人魚の眠る家/東野圭吾

 

人魚の眠る家

人魚の眠る家

 

 東野圭吾の社会派小説である。

答えてください。
娘を殺したのは 私でしょうか。
愛する人を待つ、すべての人へ。-
帯より

娘の瑞穂は幼くして脳死状態となってしまう。
愛する娘が“死”んだのか、受け入れられない母を中心に描いた作品。

そもそも目の前で人工呼吸器をつけているだけで心臓が動いている娘を“死んでいる”と受け入れる方に無理がある。本作は母親の苦悩や父親、周囲の人びとの苦悩を描きながら、訴えかけてくる「あなたはこの子の死を受け入れられるのか」。

脳死はあくまでも社会が定義した“死”だ。
心停止のように置いておくと全体が細胞が壊死するようなものではない。ただ脳が死んでいる“らしい”と伝えられるが、目の前にはチューブに繋がれて胸が上下する愛する人がいるのだ。どうして死を受け入れられよう。

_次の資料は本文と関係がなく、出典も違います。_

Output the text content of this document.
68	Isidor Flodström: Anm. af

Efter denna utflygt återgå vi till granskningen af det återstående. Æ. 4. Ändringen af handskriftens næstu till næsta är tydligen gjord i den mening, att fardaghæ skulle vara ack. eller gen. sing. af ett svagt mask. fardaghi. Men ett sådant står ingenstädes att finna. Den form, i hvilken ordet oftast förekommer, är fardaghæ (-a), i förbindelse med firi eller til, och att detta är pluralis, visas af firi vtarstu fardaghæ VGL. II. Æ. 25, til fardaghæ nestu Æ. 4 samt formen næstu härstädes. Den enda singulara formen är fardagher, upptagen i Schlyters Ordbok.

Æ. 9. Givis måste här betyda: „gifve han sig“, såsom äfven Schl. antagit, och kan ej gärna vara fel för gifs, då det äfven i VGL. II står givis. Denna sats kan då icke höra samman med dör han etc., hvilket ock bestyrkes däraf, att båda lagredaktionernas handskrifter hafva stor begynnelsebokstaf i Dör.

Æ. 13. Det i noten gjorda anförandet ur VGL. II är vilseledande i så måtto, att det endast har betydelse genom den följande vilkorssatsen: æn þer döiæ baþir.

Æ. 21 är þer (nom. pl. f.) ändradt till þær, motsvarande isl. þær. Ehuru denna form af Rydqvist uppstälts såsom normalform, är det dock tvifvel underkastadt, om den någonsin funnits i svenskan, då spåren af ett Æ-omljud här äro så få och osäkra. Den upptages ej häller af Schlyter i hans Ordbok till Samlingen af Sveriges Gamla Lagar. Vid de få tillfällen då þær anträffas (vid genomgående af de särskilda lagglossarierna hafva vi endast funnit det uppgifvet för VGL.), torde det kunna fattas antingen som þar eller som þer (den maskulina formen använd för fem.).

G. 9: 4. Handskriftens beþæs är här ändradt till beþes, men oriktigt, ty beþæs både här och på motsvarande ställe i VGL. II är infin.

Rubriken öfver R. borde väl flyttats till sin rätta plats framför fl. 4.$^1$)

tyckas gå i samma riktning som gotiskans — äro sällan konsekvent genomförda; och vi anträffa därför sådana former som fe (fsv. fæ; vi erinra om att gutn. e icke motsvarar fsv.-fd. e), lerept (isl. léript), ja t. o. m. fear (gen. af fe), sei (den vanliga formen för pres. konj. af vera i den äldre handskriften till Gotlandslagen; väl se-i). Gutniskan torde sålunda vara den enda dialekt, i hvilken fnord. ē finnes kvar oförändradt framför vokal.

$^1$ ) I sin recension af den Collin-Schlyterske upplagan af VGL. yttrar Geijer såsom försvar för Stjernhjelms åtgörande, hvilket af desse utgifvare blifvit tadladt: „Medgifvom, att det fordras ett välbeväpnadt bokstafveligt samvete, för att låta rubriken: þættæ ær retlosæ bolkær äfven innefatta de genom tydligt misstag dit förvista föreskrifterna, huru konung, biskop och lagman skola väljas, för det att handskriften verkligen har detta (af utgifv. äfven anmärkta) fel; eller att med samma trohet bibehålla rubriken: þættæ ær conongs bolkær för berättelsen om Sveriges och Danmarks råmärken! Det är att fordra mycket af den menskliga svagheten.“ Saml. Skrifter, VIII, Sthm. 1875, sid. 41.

日本は、脳死から先の処置を本人の意思や遺族の意思に委ねる。

「非常にわかりにくいルールではあります」進藤がいった。「世界でも特殊な法律です。他の多くの国では、脳死を人の死だと認めています。したがって脳死していると確認された段階で、たとえ心臓が動いていたとしても、すべての治療は打ち切られます。延命措置が施されるのは、臓器提供を表明した場合のみです。ところが我が国の場合、まだそこまで国民の理解が得られていないということもあり、臓器提供に承諾しない場合は、心臓死をもって死とするとされているのです。極端な言い方をすれば、二つの死を選べるということになります。最初に権利という言葉を使いましたが、お嬢さんをどのような形で送り出すか、心臓死か脳死か、それを選ぶ権利があるという意味です」
 医師の説明に、ようやく事情が呑み込めたのか、薫子の肩からふっと力が抜けたのがわかった。彼女は和昌のほうを向いた。
「あなた、どう思う?」(P.42、43)

苦しむ家族を書く一方で、臓器提供を待つ人たちにも東野圭吾は焦点を当てる。どちらの立場にも寄り添いながら、現代の苦しみをこれでもかと突き付けてくる。

果たして“脳死”とは一体何なのか。
脳死”と推定された人の家族は、どうするべきか、また国はどうアプローチしていくべきか、まだまだ大きな課題を抱えた問題であると考えさせられた。